Review: This movie is just begging for the folks from "Mystery Science Theatre" to take a seat in the front row. Killer plants from outer space terrorize Earth and dismay movie fans everywhere. How do these plants manage to stay rooted while transversing across Europe? Don't ask but they need not be plants for all their maneuverability. Why not killer frozen TV dinners from outer space? How about terrifying air freshener from Mars? The plants, kind of a cross between walking cactuses and seaweed, are finally lured away by a Spanish ice cream truck with a melody that sounds like the tune from "Close Encounters of The Third Kind" as sung by an out of key doorbell. It gets no better than this for lovers of bad film. Favorite line: As a scientist is dissecting a plant to learn it's origin, he screams in exasperation, "Dammit, I'm not even a botanist!" I howled.

Rating: 3 stars
Summary: Attack of the Rubber Walking Plants
Review: This movie wasn't too bad, being a classic B-rated sci-fi thriller from out of England. Day of the Triffids, based on the similarly named novel, was actually better than most Brittish B movies I've seen. The movie is pretty good the first time around, but eventually, it does get warn out. If you think this movie is great, buy it. If you haven't seen it yet, it'll be on TNT plenty times.

Rating: 1 stars
Summary: NOT THE VERSION YOU WANT
Review: Two movies were made based on Wyndham's wonderful book. This is the pitiful one. This movie bears virtually no relationship to the book with a radically changed (and ruined) plot.

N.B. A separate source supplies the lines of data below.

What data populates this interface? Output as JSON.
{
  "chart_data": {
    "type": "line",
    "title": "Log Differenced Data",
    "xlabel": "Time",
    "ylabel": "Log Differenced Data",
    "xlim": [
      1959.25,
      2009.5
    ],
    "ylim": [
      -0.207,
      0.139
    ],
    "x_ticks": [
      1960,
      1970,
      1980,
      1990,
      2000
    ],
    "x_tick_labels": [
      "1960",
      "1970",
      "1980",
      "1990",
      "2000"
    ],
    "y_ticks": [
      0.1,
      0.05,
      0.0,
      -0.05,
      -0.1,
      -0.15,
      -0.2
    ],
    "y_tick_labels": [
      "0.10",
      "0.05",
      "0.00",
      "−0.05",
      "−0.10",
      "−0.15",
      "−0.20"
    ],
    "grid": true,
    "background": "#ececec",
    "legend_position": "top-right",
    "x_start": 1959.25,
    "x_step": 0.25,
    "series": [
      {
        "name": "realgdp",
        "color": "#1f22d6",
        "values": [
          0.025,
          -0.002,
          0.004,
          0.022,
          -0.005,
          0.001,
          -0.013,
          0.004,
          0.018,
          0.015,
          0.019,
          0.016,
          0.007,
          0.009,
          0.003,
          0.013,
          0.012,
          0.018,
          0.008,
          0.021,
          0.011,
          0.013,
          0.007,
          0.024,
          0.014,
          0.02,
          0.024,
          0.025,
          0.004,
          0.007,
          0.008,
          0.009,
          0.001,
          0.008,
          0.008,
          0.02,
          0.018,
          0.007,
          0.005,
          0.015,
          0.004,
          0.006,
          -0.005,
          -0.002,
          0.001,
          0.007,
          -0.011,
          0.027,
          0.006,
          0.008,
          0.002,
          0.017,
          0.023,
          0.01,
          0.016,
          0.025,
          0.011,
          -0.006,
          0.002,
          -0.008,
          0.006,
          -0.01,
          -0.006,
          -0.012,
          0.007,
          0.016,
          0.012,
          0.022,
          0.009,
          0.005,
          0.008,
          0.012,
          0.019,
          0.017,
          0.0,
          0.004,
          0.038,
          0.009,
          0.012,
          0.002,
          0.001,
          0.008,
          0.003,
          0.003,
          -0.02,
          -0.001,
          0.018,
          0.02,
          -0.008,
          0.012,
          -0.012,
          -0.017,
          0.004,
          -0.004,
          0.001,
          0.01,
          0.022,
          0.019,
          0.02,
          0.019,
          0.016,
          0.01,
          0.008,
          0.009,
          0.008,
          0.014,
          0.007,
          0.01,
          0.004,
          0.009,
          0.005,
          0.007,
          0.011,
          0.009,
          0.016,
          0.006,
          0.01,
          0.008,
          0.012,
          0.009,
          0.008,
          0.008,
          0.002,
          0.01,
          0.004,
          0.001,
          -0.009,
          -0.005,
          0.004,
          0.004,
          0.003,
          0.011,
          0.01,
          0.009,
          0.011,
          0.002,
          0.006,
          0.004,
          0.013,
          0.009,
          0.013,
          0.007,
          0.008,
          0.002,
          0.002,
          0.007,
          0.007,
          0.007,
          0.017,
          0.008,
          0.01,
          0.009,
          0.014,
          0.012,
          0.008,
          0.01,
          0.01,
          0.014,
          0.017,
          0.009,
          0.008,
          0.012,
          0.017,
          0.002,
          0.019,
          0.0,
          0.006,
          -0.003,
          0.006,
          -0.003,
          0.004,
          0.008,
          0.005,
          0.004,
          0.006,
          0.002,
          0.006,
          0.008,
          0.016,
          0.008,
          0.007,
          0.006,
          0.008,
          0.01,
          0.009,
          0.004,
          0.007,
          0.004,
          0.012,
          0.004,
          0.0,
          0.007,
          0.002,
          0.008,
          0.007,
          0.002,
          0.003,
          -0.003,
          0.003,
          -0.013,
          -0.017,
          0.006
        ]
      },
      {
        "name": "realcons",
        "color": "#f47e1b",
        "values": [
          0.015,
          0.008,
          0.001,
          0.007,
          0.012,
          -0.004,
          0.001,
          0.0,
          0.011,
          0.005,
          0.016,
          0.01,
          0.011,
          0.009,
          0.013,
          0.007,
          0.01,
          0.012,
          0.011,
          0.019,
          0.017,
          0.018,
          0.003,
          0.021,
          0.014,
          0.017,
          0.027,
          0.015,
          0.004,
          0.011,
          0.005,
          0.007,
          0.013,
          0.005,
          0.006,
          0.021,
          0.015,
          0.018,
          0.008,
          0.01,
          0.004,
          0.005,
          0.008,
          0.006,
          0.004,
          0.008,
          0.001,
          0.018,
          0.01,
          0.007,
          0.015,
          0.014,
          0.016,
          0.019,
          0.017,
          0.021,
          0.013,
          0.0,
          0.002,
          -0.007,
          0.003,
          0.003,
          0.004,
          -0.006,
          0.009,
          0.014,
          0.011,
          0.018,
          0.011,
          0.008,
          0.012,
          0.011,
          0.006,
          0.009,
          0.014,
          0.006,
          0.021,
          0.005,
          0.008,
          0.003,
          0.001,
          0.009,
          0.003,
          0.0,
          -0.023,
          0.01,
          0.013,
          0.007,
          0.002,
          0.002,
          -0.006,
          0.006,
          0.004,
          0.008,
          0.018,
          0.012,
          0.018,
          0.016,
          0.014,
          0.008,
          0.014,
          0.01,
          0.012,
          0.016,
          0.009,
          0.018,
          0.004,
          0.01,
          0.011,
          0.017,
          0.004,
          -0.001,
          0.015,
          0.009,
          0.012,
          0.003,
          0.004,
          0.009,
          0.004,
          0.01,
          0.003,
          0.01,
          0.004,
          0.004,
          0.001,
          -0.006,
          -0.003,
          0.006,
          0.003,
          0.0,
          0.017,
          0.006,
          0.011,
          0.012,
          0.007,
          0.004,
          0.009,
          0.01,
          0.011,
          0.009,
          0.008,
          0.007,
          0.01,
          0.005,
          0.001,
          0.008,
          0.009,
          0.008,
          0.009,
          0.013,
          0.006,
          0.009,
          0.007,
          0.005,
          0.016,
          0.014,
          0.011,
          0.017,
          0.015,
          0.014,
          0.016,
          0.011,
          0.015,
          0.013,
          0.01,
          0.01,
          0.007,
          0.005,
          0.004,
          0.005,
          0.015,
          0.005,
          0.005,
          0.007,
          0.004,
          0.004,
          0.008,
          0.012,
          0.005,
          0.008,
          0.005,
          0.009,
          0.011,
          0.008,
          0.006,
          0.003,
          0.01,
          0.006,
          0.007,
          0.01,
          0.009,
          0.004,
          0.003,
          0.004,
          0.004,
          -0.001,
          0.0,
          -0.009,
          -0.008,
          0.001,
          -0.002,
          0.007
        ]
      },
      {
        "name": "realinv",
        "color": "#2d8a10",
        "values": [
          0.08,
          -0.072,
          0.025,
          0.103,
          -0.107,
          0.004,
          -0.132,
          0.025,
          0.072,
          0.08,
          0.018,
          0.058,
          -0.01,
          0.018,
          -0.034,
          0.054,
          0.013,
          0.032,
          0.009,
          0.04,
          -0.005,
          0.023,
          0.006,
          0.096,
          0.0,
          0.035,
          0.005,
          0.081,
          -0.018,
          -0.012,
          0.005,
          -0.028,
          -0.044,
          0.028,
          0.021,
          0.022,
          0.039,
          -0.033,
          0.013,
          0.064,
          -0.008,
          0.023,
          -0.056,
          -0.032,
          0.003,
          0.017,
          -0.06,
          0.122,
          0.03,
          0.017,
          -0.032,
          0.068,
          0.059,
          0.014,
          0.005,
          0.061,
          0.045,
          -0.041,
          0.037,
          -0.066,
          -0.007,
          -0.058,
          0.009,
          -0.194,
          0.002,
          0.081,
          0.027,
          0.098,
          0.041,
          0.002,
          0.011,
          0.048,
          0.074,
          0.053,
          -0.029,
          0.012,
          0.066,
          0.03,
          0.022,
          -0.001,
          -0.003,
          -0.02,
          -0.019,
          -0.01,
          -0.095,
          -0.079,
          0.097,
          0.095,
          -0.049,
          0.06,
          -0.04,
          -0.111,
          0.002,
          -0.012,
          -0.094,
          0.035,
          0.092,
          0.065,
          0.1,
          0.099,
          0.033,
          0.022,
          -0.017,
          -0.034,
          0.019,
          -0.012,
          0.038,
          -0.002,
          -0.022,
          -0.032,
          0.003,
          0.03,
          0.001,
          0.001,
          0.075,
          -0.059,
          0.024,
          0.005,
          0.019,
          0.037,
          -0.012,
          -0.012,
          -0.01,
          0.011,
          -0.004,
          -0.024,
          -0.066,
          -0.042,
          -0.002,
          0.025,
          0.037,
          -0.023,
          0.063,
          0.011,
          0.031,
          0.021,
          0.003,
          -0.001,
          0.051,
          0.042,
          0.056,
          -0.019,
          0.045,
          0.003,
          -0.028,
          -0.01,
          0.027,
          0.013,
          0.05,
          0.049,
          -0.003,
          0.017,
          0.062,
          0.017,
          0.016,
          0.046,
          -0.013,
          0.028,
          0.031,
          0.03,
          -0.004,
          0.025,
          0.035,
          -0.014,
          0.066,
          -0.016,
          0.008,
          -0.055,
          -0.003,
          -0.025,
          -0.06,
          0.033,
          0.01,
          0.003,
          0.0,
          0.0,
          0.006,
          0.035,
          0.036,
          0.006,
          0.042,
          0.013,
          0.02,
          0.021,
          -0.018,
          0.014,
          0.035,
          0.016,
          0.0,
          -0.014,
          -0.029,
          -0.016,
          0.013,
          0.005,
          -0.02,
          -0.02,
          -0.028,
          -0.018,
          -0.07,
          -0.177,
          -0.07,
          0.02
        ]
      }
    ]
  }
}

If you can find the OTHER version, buy it -- quite good.

Keywords for the bad version - made in 1963, Howard Keel, sailor and lighthouse.

Rating: 1 stars
Summary: Movie made twice - this is the bad version
Review: Two movies were made based on Wyndham's wonderful book. This is the pitiful one. This movie bears virtually no relationship to the book with a radically changed (and ruined) plot.

If you can find the OTHER version, buy it -- quite good.

Keywords for the bad version - made in 1963, Howard Keel, sailor and lighthouse.

Rating: 5 stars
Summary: Day of the Triffids
Review: Wonderful 1960's science fiction movie based on John Wyndam's book. The film follows the book's plot reasonably well. In a world gone blind beset by killer plants, Howard Keel tries to save what he can and hold the line until help arrives. A classic 1960's film that I am pleased to see return to availability when so many other classics have gone out of print. After I wrote this review, I viewed this version and was not pleased with the poor quality of the film. See my other review about this particular copy for more details.

Rating: 2 stars
Summary: Interesting but nothing like the book
Review: Wyndam's original book is still a very effective and frightening book which has lost none of it's freshness even though it is nearly 50 years old. This film is a fairly good story, although badly executed and with poor effects even for the early sixties, but it is very unfaithful to the book which actually focuses on the survival of a small number of survivors of a global calamity and the moral choices they face in how to deal with the millions of still alive, but doomed, blinded people. This film with its simplified story and happy ending does none of these things but is an average early 60s British SF film. However, if it interests you read the book and if you get a chance watch the 1981 BBC adaptation (not regrettably on video) for a much more faithful adaptation.